Hanging out with numero uno

I’m a soap junkie, and now, I have to confess that my daily fix of crack is bigger than it used to be. The Young and The Restless is now a part of my daily soap habit.

I’ve always been more of a fan of the New York soaps, and of the P&G soaps in particular. But I’ve watched Y&R on and off since the 1980s. I was one of those fair weather viewers that would catch the antics of Lauren and Traci and Jill and Cricket, I mean, Christine, over the summer.

I’ve been really drawn to Y&R over the last six months, for many of the same reasons I’ve enjoyed GL: the return to classic soap.

I hate back-from-the-dead stories, but I have to say, the Katherine/Marge story has to be one of the best stories on any soap in the last few years. This story defined what an “umbrella story” should be, and could be.

It affected nearly everyone on the canvas in some way, but the biggest and best ripple was the discovery that Kay is not Jill’s mother. Now these two are at each other’s throats again, with an added undercurrent of love and hurt that ratchets up the emotional stakes in their feud. Brilliant. Y&R played this feud wonderfully at the recent wedding ceremonies (first Billy and Chloe, then Murphy and Kay). Nina locking Jill in the closet was a sweet payoff for those of us who remember Jill torturing Nina back in the day.

One thing I’d always disliked about the “old” Y&R is how islanded all the stories were (back before I even know what an “island” was). You would watch individual stories that lived in their own little silos – the Newman/Abbotts, Kay and Jill, Lauren/Sheila, or Phyllis and whoever she was working at the moment – but rarely would those currents meet. If you disliked a storyline or character, you were sorely out of luck, because you’d probably be stuck seeing them all day every day for weeks, months, even years at a time.

I don’t know if it’s that Y&R now has a smaller cast, or whether it’s been a conscious change, but there’s a real sense of community in Genoa City now. Victor is still powerful and omnipotent, but he’s also connected to people in town other than his wives or Abbotts, and we get a sense of what those connections are.

There also seems to be a far better balance these days at Y&R. A few years back, this was definitely “The Glo Show,” and as much as I love Judith Chapman, there’s a point where a show can overload on a character, especially a strong one. Y&R has wisely dialed back Gloria’s screen time while keeping her edges. (Today’s scenes with Ashley, where the two had a verbal showdown, were deliciously soapy.)
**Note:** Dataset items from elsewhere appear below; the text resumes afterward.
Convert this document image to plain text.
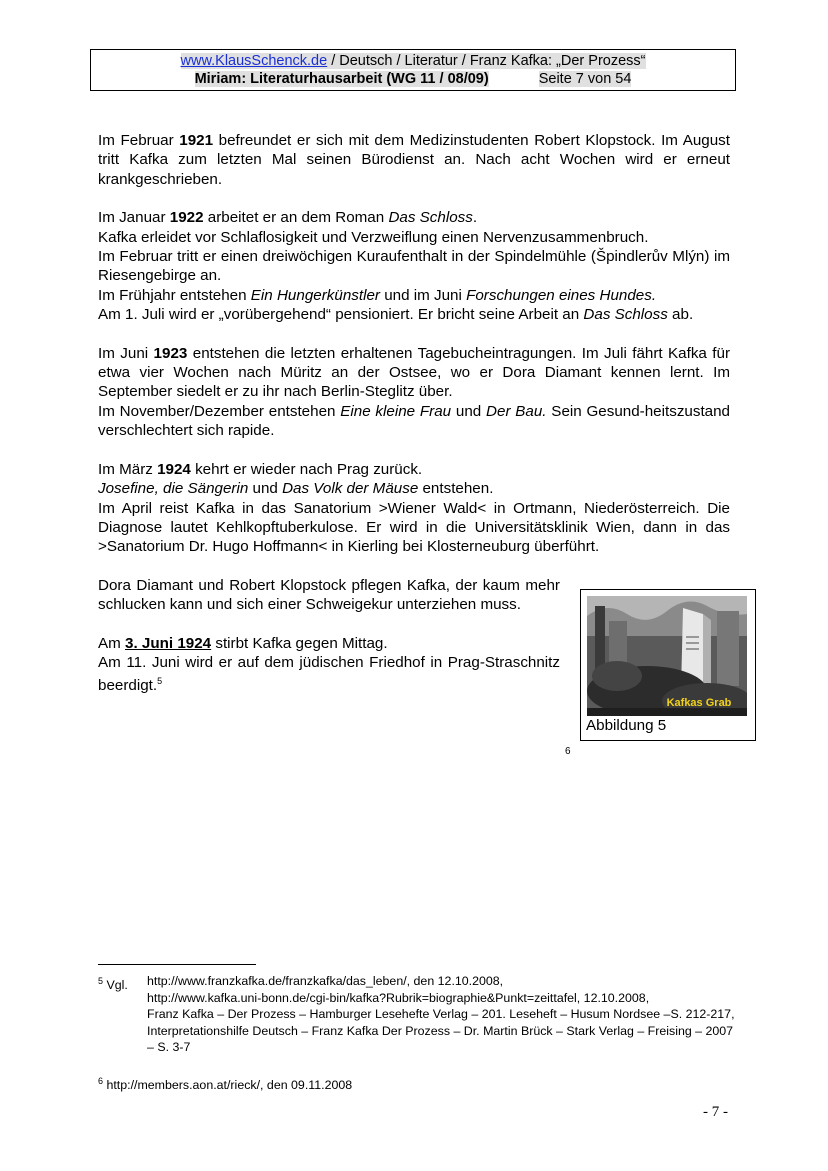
www.KlausSchenck.de / Deutsch / Literatur / Franz Kafka: „Der Prozess“
Miriam: Literaturhausarbeit (WG 11 / 08/09)	Seite 7 von 54

Im Februar 1921 befreundet er sich mit dem Medizinstudenten Robert Klopstock. Im August tritt Kafka zum letzten Mal seinen Bürodienst an. Nach acht Wochen wird er erneut krankgeschrieben.

Im Januar 1922 arbeitet er an dem Roman Das Schloss.
Kafka erleidet vor Schlaflosigkeit und Verzweiflung einen Nervenzusammenbruch.
Im Februar tritt er einen dreiwöchigen Kuraufenthalt in der Spindelmühle (Špindlerův Mlýn) im Riesengebirge an.
Im Frühjahr entstehen Ein Hungerkünstler und im Juni Forschungen eines Hundes.
Am 1. Juli wird er „vorübergehend“ pensioniert. Er bricht seine Arbeit an Das Schloss ab.

Im Juni 1923 entstehen die letzten erhaltenen Tagebucheintragungen. Im Juli fährt Kafka für etwa vier Wochen nach Müritz an der Ostsee, wo er Dora Diamant kennen lernt. Im September siedelt er zu ihr nach Berlin-Steglitz über.
Im November/Dezember entstehen Eine kleine Frau und Der Bau. Sein Gesund-heitszustand verschlechtert sich rapide.

Im März 1924 kehrt er wieder nach Prag zurück.
Josefine, die Sängerin und Das Volk der Mäuse entstehen.
Im April reist Kafka in das Sanatorium >Wiener Wald< in Ortmann, Niederösterreich. Die Diagnose lautet Kehlkopftuberkulose. Er wird in die Universitätsklinik Wien, dann in das >Sanatorium Dr. Hugo Hoffmann< in Kierling bei Klosterneuburg überführt.

Dora Diamant und Robert Klopstock pflegen Kafka, der kaum mehr schlucken kann und sich einer Schweigekur unterziehen muss.

Am 3. Juni 1924 stirbt Kafka gegen Mittag.
Am 11. Juni wird er auf dem jüdischen Friedhof in Prag-Straschnitz beerdigt.$^5$

Kafkas Grab
Abbildung 5
6
$^5$ Vgl. http://www.franzkafka.de/franzkafka/das_leben/, den 12.10.2008,
http://www.kafka.uni-bonn.de/cgi-bin/kafka?Rubrik=biographie&Punkt=zeittafel, 12.10.2008,
Franz Kafka – Der Prozess – Hamburger Lesehefte Verlag – 201. Leseheft – Husum Nordsee –S. 212-217,
Interpretationshilfe Deutsch – Franz Kafka Der Prozess – Dr. Martin Brück – Stark Verlag – Freising – 2007 – S. 3-7
$^6$ http://members.aon.at/rieck/, den 09.11.2008
- 7 -
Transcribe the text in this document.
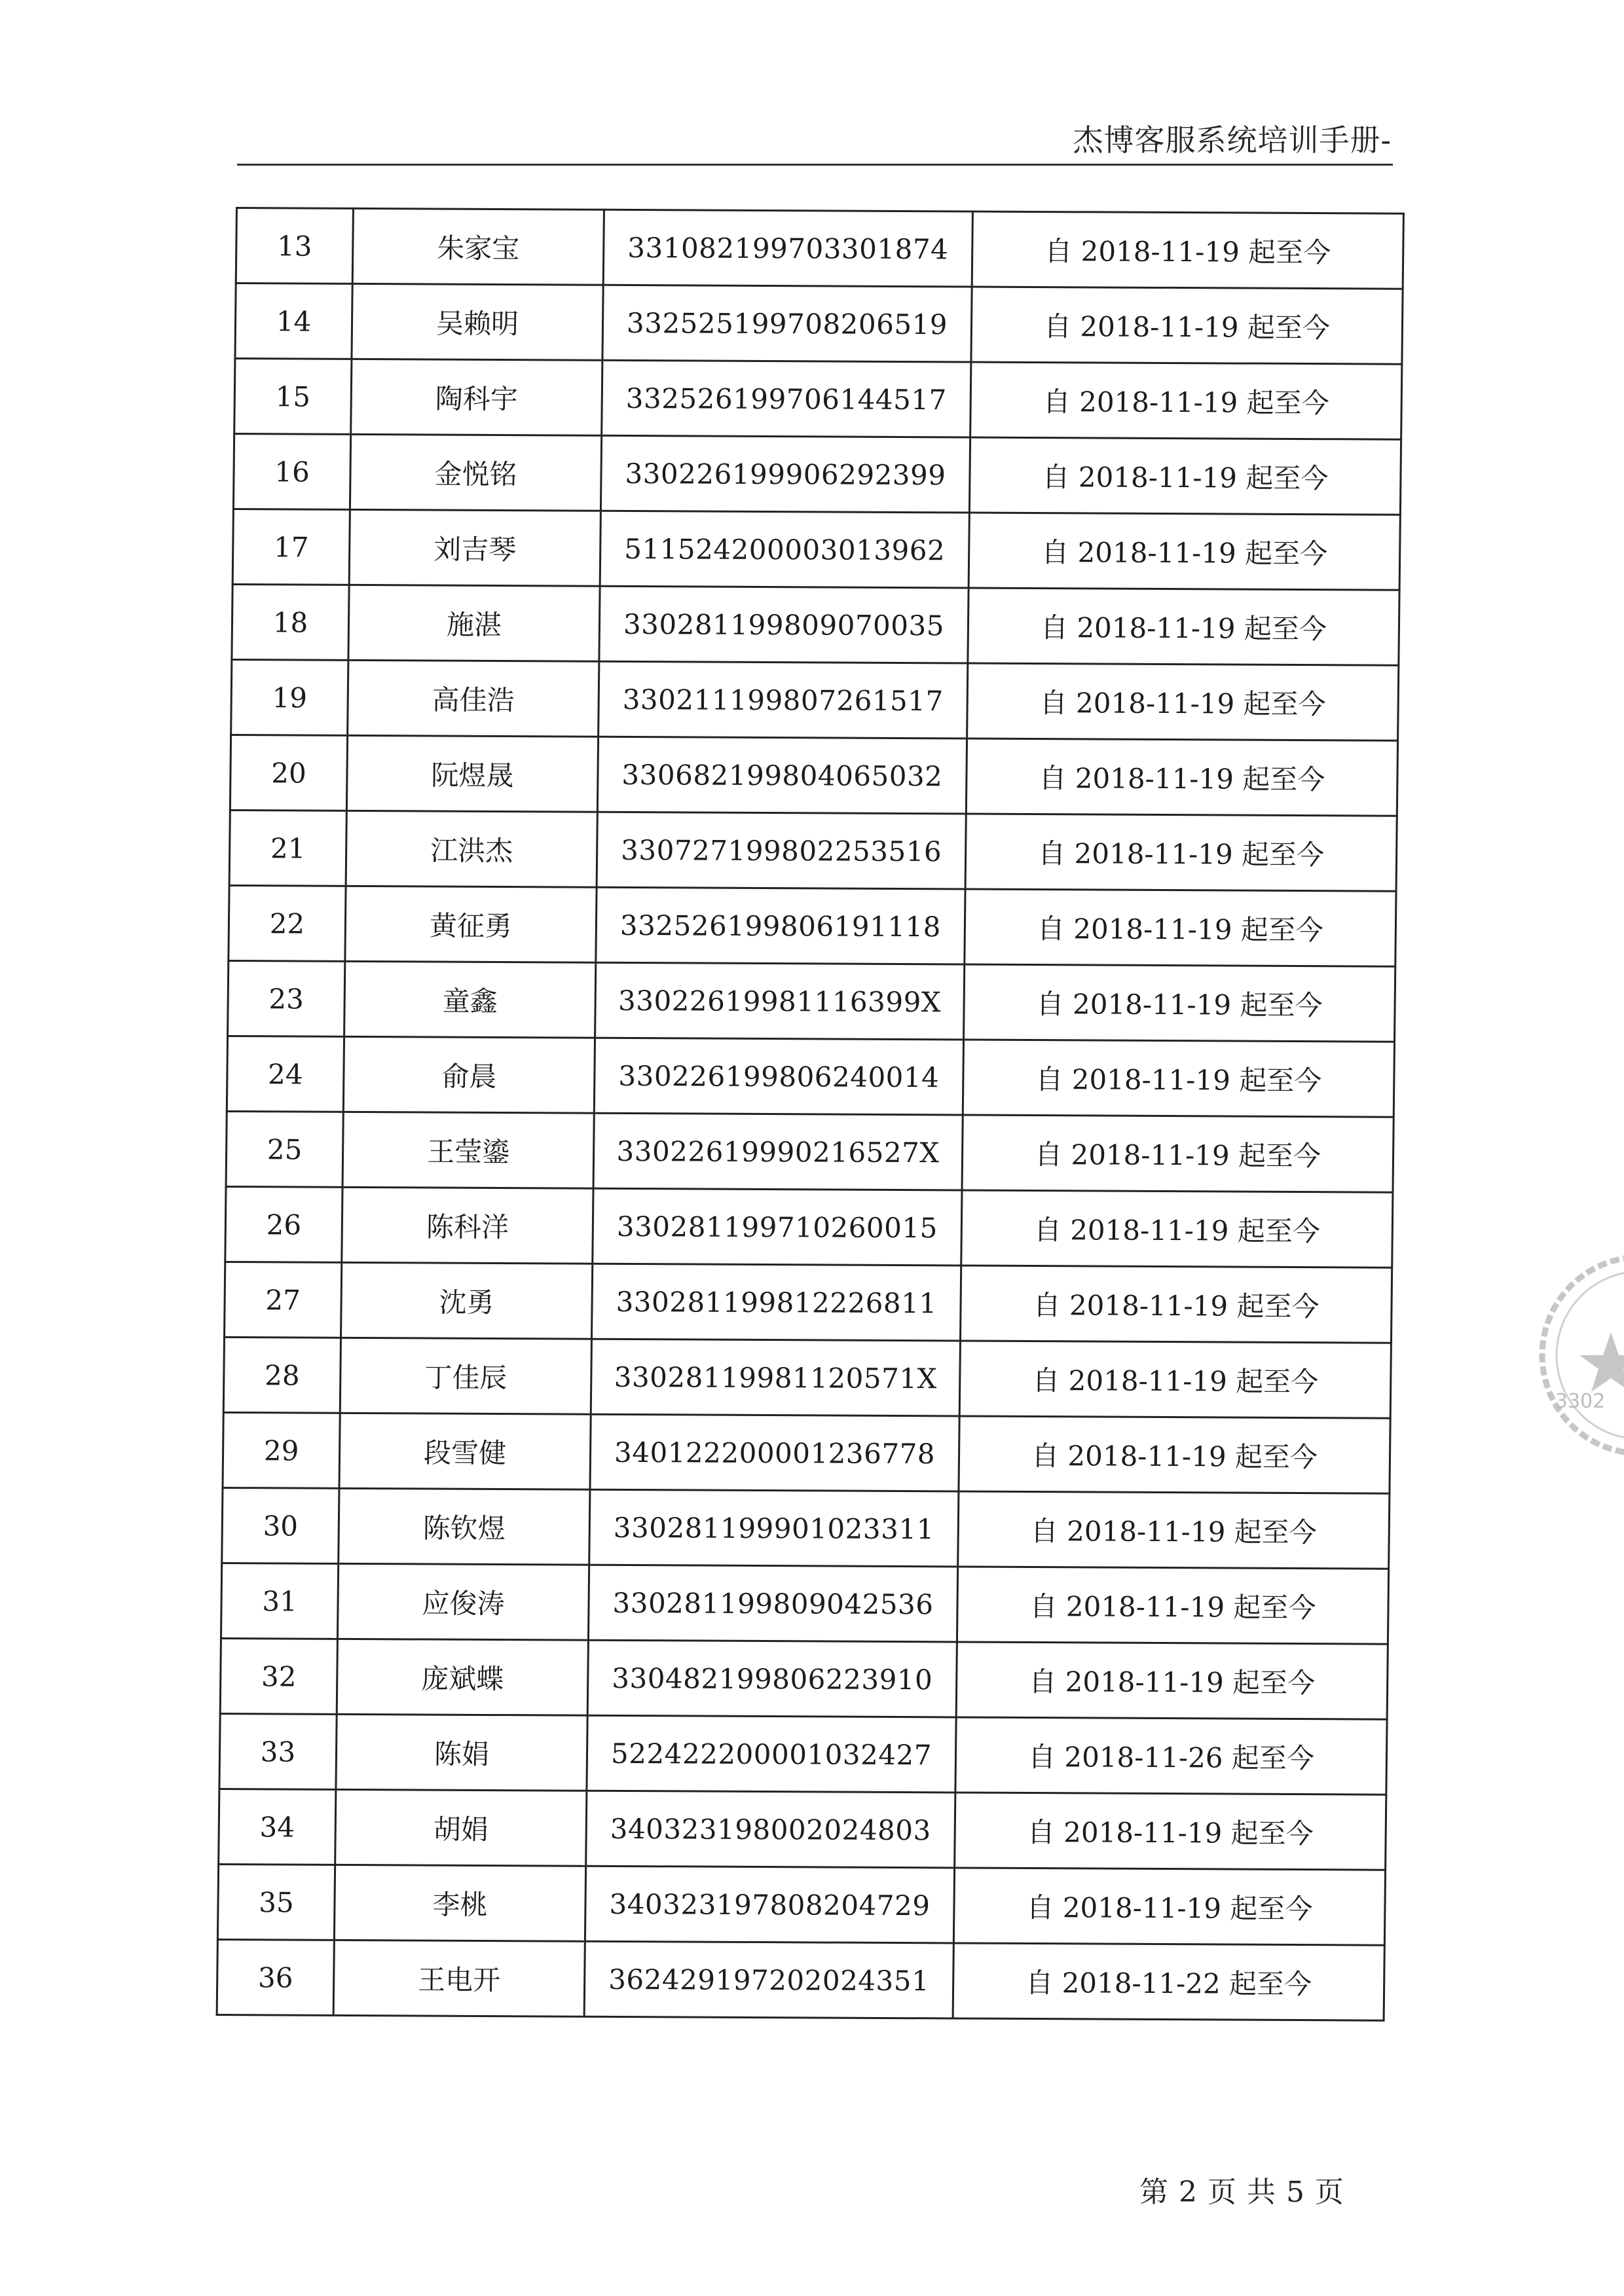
杰博客服系统培训手册-
13	朱家宝	331082199703301874	自 2018-11-19 起至今
14	吴赖明	332525199708206519	自 2018-11-19 起至今
15	陶科宇	332526199706144517	自 2018-11-19 起至今
16	金悦铭	330226199906292399	自 2018-11-19 起至今
17	刘吉琴	511524200003013962	自 2018-11-19 起至今
18	施湛	330281199809070035	自 2018-11-19 起至今
19	高佳浩	330211199807261517	自 2018-11-19 起至今
20	阮煜晟	330682199804065032	自 2018-11-19 起至今
21	江洪杰	330727199802253516	自 2018-11-19 起至今
22	黄征勇	332526199806191118	自 2018-11-19 起至今
23	童鑫	33022619981116399X	自 2018-11-19 起至今
24	俞晨	330226199806240014	自 2018-11-19 起至今
25	王莹鎏	33022619990216527X	自 2018-11-19 起至今
26	陈科洋	330281199710260015	自 2018-11-19 起至今
27	沈勇	330281199812226811	自 2018-11-19 起至今
28	丁佳辰	33028119981120571X	自 2018-11-19 起至今
29	段雪健	340122200001236778	自 2018-11-19 起至今
30	陈钦煜	330281199901023311	自 2018-11-19 起至今
31	应俊涛	330281199809042536	自 2018-11-19 起至今
32	庞斌蝶	330482199806223910	自 2018-11-19 起至今
33	陈娟	522422200001032427	自 2018-11-26 起至今
34	胡娟	340323198002024803	自 2018-11-19 起至今
35	李桃	340323197808204729	自 2018-11-19 起至今
36	王电开	362429197202024351	自 2018-11-22 起至今
第 2 页 共 5 页
3302
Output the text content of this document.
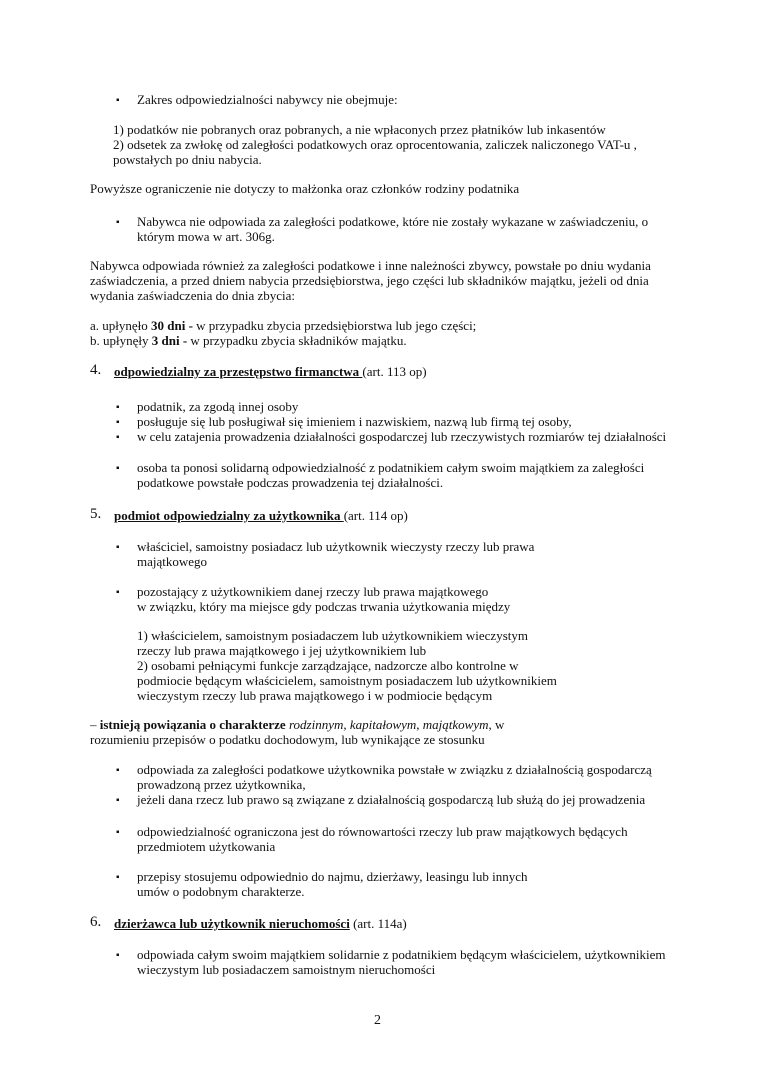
▪ Zakres odpowiedzialności nabywcy nie obejmuje:
1) podatków nie pobranych oraz pobranych, a nie wpłaconych przez płatników lub inkasentów
2) odsetek za zwłokę od zaległości podatkowych oraz oprocentowania, zaliczek naliczonego VAT-u ,
powstałych po dniu nabycia.
Powyższe ograniczenie nie dotyczy to małżonka oraz członków rodziny podatnika
▪ Nabywca nie odpowiada za zaległości podatkowe, które nie zostały wykazane w zaświadczeniu, o
którym mowa w art. 306g.
Nabywca odpowiada również za zaległości podatkowe i inne należności zbywcy, powstałe po dniu wydania
zaświadczenia, a przed dniem nabycia przedsiębiorstwa, jego części lub składników majątku, jeżeli od dnia
wydania zaświadczenia do dnia zbycia:
a. upłynęło 30 dni - w przypadku zbycia przedsiębiorstwa lub jego części;
b. upłynęły 3 dni - w przypadku zbycia składników majątku.
4. odpowiedzialny za przestępstwo firmanctwa (art. 113 op)
▪ podatnik, za zgodą innej osoby
▪ posługuje się lub posługiwał się imieniem i nazwiskiem, nazwą lub firmą tej osoby,
▪ w celu zatajenia prowadzenia działalności gospodarczej lub rzeczywistych rozmiarów tej działalności
▪ osoba ta ponosi solidarną odpowiedzialność z podatnikiem całym swoim majątkiem za zaległości
podatkowe powstałe podczas prowadzenia tej działalności.
5. podmiot odpowiedzialny za użytkownika (art. 114 op)
▪ właściciel, samoistny posiadacz lub użytkownik wieczysty rzeczy lub prawa
majątkowego
▪ pozostający z użytkownikiem danej rzeczy lub prawa majątkowego
w związku, który ma miejsce gdy podczas trwania użytkowania między
1) właścicielem, samoistnym posiadaczem lub użytkownikiem wieczystym
rzeczy lub prawa majątkowego i jej użytkownikiem lub
2) osobami pełniącymi funkcje zarządzające, nadzorcze albo kontrolne w
podmiocie będącym właścicielem, samoistnym posiadaczem lub użytkownikiem
wieczystym rzeczy lub prawa majątkowego i w podmiocie będącym
– istnieją powiązania o charakterze rodzinnym, kapitałowym, majątkowym, w
rozumieniu przepisów o podatku dochodowym, lub wynikające ze stosunku
▪ odpowiada za zaległości podatkowe użytkownika powstałe w związku z działalnością gospodarczą
prowadzoną przez użytkownika,
▪ jeżeli dana rzecz lub prawo są związane z działalnością gospodarczą lub służą do jej prowadzenia
▪ odpowiedzialność ograniczona jest do równowartości rzeczy lub praw majątkowych będących
przedmiotem użytkowania
▪ przepisy stosujemu odpowiednio do najmu, dzierżawy, leasingu lub innych
umów o podobnym charakterze.
6. dzierżawca lub użytkownik nieruchomości (art. 114a)
▪ odpowiada całym swoim majątkiem solidarnie z podatnikiem będącym właścicielem, użytkownikiem
wieczystym lub posiadaczem samoistnym nieruchomości
2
Genoa City has always been chock full of familiar veterans, and almost every vet is involved in an active story: Katherine’s had a busy year, as has Jill. Victor and Ashley are coping with complications, while Paul and Nikki are leaning on one another. Jack is still in the middle of things in business (the mysterious Mary Jane) and in his personal life (stepping back into Sharon’s life).

But Y&R has carefully developed a stable of younger actors as well. They’ve arguably created two soap superstars in Billy Miller (Billy) and the magnificent Elizabeth Hendrickson (Chloe). Both of these characters draw from Y&R’s long and rich history: we see shades of a young Jack in Billy, while Chloe’s past and her modest upbringing adds layers to her relationship with mom Esther and Katherine, and reminds us of another schemer – Jill Foster.

The show has a lot of consistent strengths. They’ve been great at developing young characters and young love stories (which has been the biggest challenge over at the P&G shows for the last few years). Eden has been a rare miss for a show that usually gets it right when it comes to teens and twentysomethings.

And the writers at Y&R have always figured out a way to get every last possible drop from a story before moving on to the next one. Bill Bell was a master at maximizing those threads, and the current team did the same when it wrote the recent Kevin storyline.

Most soaps would have ended that story when Katherine was rescued, but Y&R took us on an interesting tangent, revisiting Kevin’s wounded psyche. In doing so, we got a really vivid glimpse into who Kevin is and what his inner life has been.

I’m glad that Y&R is bringing aboard Guiding Light’s John Driscoll, and I’m looking forward to seeing what happens in Genoa City this summer.